I’m interested in this habit of theists and – what to call them – fellow-travelers of theists. People who aren’t theists themselves, but get all riled up at ‘materialist’ positivist etc etc etc arguments, and pitch fits about them. (Not Norm, of course! This is a different subject entirely.) The habit they have is to resort to a certain kind of moral outrage, and while doing that, to distort quite thoroughly what the posito-materialists say.
The certain kind of moral outrage in question is to say (in one way or another) ‘Are you calling me stupid?’
The thought seems to go like this (I say seems because they always leave out a lot of steps, so trying to figure out how they get from where we start to where they end up is part of the subject here): X is saying there is no good reason to believe God exists. X seems to think this is true. I think this is not true. Therefore, X thinks I’m stupid. Many other people also think this is not true. Therefore, X thinks they are all stupid. Therefore, X thinks she is better than everyone else. Therefore, X is arrogant, and trying to tell everyone what to do, and will prevent theist philosophers from getting job interviews.’
Now, the problem with this, as I see it, is that it often happens in the course of discussion, that one person will think one thing and another will think something else. X will think something is true, and Y will think it is not. Is the right move then for them to accuse each other of superiority and arrogance and trying to tell everyone what to do? Sometimes, no doubt; sometimes that is just the ticket, and ends the evening on gales of friendly laughter; but always? I would have thought no.
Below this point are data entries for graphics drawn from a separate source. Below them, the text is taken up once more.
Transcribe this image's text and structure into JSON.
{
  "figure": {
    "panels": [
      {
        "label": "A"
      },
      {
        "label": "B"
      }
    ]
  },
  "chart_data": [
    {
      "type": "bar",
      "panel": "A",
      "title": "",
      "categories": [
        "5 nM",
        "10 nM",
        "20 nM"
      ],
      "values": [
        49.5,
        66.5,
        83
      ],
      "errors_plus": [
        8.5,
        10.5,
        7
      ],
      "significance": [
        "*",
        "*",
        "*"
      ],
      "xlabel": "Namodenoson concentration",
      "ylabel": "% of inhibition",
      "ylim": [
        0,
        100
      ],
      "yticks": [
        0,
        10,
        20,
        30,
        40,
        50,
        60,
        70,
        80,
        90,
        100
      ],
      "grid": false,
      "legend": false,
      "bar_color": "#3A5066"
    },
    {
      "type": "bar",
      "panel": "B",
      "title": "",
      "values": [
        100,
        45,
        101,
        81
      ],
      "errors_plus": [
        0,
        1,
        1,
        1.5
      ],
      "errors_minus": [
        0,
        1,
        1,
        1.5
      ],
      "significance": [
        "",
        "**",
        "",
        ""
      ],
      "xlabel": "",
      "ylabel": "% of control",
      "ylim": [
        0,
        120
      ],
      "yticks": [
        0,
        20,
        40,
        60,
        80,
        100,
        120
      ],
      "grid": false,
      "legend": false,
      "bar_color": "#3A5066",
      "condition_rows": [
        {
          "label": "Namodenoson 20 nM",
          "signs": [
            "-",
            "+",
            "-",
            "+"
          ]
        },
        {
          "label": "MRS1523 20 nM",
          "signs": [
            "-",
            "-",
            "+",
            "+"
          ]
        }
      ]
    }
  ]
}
To put it another way, it ought to be possible, among grownups, to argue for an opinion without being told, simply because one has argued for it, that one is therefore judging everyone who doesn’t agree to be one’s intellectual inferior. Why do I think that ought to be possible? Because if it’s not, all discussion that is not of the most anodyne kind will grind to a halt, and we’ll all fall over and die of boredom. Or else the people who make this argument will be revealed as self-pitying passive-aggressive whiny bedwetters, and they will wish they had left well enough alone. That would be quite a good outcome, actually. I’ll give you an example from comments here, because I found it quite striking and exemplary [I’ll put the missing spaces in, because it’s so annoying to read without them]:
It seems to me that the tenor of Ophelia’s argument which centres on the truth about religion, intellectually arrived at, and therefore necessarily exposing the falsehood of religious belief, implies that in the future a would-be candidate for a professorship in philosophy whose writings argue strongly against OB’s views, would on that basis alone, judged to be the intellectual inferior of someone holding OB’s views.
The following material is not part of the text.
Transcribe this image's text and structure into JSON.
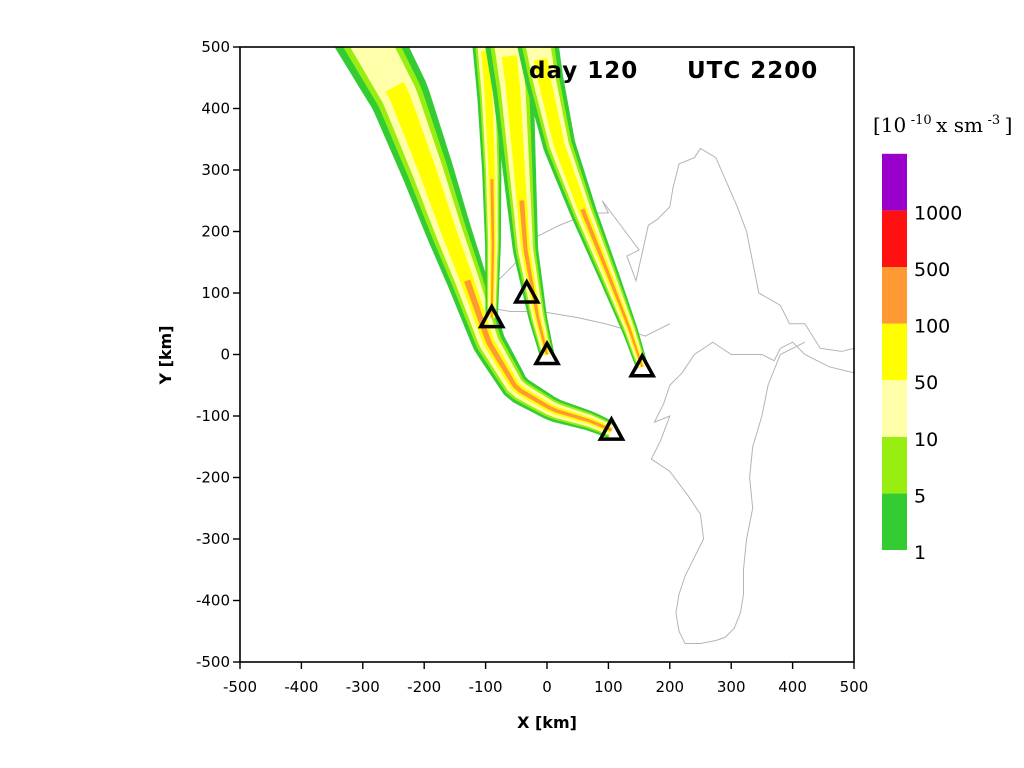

See – the trouble with that is that it just boils down to saying X shouldn’t try to figure out the truth about religion, intellectually, and expose the [possible] falsehood of religious belief, because – that implies that in the future anyone who writes the opposite would be judged (by whom? when? how?) X’s intellectual inferior. I think the ludicrousness of that is obvious enough that I won’t bother to elaborate on it.
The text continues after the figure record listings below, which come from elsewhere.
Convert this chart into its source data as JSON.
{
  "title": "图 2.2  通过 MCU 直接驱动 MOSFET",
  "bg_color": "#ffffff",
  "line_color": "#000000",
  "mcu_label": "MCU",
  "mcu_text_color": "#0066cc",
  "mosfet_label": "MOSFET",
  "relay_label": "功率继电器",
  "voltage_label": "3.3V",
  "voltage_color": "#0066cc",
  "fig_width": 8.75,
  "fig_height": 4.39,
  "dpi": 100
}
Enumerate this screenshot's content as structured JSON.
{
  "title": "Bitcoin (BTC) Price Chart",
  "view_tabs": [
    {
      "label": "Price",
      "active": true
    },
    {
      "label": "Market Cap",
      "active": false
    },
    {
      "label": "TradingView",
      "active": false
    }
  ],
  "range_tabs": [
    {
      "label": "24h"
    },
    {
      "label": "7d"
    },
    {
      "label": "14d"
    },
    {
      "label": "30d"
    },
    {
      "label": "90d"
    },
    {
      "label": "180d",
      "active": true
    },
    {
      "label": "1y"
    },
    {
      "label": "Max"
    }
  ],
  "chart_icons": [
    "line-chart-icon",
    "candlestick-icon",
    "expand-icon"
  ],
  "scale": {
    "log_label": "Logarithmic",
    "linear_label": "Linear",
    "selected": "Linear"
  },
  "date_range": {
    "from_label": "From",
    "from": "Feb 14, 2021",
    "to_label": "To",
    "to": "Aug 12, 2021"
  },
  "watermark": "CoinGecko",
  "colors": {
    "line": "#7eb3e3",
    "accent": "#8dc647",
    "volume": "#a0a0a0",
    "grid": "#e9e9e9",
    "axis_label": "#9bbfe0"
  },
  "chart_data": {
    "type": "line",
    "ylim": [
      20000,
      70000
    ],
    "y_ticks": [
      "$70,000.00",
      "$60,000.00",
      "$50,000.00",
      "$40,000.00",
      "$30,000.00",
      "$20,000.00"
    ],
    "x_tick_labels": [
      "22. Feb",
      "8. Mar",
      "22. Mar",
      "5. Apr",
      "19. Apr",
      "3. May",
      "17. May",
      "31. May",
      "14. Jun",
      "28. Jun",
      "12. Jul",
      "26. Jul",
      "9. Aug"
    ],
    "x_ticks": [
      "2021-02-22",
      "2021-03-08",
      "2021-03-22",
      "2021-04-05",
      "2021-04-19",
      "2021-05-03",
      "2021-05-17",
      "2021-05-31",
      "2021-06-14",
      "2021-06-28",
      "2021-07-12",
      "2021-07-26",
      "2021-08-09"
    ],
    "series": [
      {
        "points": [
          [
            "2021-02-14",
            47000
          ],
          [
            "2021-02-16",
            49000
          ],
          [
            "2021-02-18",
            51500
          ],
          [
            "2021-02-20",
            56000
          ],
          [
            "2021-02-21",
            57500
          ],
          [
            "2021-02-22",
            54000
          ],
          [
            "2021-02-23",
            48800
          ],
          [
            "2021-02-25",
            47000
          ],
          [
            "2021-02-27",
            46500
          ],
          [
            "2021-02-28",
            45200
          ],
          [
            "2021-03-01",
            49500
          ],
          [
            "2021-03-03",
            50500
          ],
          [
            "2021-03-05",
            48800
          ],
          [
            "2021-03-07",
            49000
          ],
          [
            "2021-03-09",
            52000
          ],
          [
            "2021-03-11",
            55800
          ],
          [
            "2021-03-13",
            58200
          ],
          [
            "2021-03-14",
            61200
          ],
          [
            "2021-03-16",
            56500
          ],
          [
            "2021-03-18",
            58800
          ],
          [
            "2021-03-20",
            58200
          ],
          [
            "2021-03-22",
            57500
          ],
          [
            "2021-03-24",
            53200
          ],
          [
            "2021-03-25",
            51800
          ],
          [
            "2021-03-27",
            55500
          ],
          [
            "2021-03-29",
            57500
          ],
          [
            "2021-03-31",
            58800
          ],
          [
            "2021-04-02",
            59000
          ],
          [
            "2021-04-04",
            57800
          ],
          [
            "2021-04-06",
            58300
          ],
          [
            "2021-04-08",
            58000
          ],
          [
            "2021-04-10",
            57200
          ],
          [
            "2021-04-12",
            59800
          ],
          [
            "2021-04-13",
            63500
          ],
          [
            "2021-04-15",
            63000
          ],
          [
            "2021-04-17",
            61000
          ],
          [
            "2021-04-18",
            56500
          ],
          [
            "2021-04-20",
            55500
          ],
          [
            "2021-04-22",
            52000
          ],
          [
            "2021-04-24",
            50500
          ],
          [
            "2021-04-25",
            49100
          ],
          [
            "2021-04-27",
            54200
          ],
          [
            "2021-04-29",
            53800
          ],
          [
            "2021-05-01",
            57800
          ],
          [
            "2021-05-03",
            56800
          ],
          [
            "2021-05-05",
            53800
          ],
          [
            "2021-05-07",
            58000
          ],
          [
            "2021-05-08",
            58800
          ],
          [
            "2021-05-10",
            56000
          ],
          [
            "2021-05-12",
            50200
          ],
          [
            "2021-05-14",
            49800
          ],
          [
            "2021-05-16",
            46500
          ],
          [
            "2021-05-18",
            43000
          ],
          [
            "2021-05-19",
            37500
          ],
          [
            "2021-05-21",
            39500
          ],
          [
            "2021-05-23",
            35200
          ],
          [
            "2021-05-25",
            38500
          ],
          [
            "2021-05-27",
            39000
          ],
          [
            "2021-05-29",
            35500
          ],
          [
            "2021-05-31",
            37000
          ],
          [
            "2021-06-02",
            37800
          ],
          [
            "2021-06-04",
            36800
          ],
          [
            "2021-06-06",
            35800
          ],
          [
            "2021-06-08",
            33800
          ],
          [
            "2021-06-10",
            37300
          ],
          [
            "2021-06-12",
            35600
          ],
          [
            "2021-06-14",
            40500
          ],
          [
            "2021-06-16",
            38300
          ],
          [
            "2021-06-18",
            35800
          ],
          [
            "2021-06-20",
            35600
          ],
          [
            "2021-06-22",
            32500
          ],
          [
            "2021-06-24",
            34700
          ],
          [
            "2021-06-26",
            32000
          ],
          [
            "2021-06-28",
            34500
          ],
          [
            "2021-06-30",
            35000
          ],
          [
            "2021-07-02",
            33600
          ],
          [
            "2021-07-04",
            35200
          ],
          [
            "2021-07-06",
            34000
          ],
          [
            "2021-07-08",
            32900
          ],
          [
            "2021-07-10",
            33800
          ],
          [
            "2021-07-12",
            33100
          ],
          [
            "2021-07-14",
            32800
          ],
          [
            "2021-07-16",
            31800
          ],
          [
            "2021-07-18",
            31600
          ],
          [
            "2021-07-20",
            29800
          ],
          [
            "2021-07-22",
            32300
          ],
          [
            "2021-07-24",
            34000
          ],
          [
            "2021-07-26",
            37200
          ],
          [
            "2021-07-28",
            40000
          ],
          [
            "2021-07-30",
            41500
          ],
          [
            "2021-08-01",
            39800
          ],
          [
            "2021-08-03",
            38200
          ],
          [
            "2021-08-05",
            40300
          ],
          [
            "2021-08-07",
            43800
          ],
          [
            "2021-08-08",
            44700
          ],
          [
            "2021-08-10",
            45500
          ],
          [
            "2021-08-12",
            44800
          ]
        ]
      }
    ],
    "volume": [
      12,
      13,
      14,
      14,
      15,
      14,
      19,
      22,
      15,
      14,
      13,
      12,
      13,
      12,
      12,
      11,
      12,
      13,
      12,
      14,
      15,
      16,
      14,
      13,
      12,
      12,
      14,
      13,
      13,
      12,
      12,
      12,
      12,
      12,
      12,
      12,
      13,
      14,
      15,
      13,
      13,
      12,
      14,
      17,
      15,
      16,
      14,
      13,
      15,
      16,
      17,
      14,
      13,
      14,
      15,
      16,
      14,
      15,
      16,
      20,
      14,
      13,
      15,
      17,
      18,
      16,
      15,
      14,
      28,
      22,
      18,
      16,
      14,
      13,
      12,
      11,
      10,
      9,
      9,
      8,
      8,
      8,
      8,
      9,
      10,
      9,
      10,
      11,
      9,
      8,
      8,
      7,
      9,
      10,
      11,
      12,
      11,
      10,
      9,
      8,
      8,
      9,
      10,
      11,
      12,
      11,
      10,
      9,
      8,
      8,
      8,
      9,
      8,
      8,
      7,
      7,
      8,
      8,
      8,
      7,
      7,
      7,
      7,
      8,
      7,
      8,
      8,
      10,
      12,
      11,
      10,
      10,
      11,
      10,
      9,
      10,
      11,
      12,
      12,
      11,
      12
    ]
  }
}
But it’s interesting, because symptomatic. That is of course what the O’Reilly-Limbaugh crowd (and the Pat Robertson crowd, and the similar crowds) are doing when they bark and gibber about elitists sneering at people of faith. It’s a moral blackmail move, and unfortunately, it works all too well. So it’s worth being presented with a particularly blunt and blatant example of it, so that we can see what it amounts to.